Ingolstädter Messbund feiert Hauptfest am 8. Dezember

Eichstätt/Ingolstadt. (pde) – Der Marianische Messbund Ingolstadt (IMB) feiert am Sonntag, 8. Dezember, sein Hauptfest. Der Festgottesdienst in der Franziskanerbasilika beginnt um 10.00 Uhr.

Der Ingolstädter Messbund, der 1729 von Franziskanern in Ingolstadt gegründet wurde, ist heute eine weltweite eucharistische Gebetsgemeinschaft. Die erste kirchliche Anerkennung erfolgte 1774 durch Papst Clemens XIV. Am 8. Dezember 1945 erklärte der damalige Eichstätter Bischof Michael Rackl die Mariendarstellung mit dem Namen „Schuttermutter“ zur Patronin des Bundes. Nachdem die Franziskaner ihre Gemeinschaft in Ingolstadt aufgegeben haben, befindet sich der Messbund seit 2010 in der Obhut des Eichstätter Bischofs. Der Marianische Messbund pflegt besonders das Gebet für die Verstorbenen und kümmert sich um die verlässliche Weitergabe von Messstipendien an bedürftige Priester in verschiedenen Ländern.

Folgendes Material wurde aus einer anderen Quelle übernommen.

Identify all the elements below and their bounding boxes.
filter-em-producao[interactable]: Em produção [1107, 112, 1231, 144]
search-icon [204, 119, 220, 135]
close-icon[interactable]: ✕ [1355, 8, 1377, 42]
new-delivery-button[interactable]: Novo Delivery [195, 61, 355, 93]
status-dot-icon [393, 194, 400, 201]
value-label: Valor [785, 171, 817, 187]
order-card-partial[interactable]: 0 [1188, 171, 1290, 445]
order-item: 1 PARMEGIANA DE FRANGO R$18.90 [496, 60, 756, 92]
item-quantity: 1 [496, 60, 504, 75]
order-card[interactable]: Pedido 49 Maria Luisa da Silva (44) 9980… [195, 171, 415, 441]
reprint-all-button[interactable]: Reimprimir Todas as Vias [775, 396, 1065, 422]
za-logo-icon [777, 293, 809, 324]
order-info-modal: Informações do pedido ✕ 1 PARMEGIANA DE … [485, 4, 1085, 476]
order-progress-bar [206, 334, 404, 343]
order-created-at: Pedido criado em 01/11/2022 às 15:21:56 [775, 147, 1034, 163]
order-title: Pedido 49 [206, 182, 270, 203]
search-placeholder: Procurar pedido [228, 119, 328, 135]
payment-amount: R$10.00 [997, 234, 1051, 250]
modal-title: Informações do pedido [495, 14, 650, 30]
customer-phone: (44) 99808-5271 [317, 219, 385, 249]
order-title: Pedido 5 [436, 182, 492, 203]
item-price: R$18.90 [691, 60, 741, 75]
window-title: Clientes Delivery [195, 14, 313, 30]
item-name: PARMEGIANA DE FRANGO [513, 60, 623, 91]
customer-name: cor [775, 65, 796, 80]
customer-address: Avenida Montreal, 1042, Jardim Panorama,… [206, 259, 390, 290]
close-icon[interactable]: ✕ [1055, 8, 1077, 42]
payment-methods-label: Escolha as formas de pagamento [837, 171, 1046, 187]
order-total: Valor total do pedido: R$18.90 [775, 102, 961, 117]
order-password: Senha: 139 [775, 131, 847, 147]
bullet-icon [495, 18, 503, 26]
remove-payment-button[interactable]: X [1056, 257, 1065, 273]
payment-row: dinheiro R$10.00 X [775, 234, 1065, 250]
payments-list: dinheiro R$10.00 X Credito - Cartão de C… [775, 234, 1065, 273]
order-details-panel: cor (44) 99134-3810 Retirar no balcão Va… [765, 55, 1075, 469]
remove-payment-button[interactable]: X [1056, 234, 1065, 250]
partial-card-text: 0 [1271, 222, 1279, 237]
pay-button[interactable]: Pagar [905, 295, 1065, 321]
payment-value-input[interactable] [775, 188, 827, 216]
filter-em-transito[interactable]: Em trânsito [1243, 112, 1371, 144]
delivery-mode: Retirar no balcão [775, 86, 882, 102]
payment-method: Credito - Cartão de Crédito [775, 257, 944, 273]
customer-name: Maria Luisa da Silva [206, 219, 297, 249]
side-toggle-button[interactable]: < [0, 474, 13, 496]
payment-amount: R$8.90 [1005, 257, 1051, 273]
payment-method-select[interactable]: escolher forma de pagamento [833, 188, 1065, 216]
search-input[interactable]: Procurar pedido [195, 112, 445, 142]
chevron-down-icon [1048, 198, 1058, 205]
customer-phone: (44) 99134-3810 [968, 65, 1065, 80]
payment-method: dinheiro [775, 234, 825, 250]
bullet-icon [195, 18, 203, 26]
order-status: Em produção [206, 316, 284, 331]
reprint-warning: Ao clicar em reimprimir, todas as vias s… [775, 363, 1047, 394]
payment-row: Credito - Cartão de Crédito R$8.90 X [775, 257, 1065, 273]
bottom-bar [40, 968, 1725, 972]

Der Festgottesdienst in der Franziskanerbasilika wird in diesem Jahr vom Chor der Ingolstädter Pfarrei St. Anton unter der Leitung von Josef Dietl musikalisch gestaltet. Es erklingt die Missa brevis KV 220 von W.A. Mozart („Spatzenmesse“). Solisten sind Elfriede Schwegler (Sopran), Ruth Repper (Alt), Eduard Winter (Tenor) und Klaus Hopp-Weil (Bass). Die Orgel spielt Bernhard Wittmann.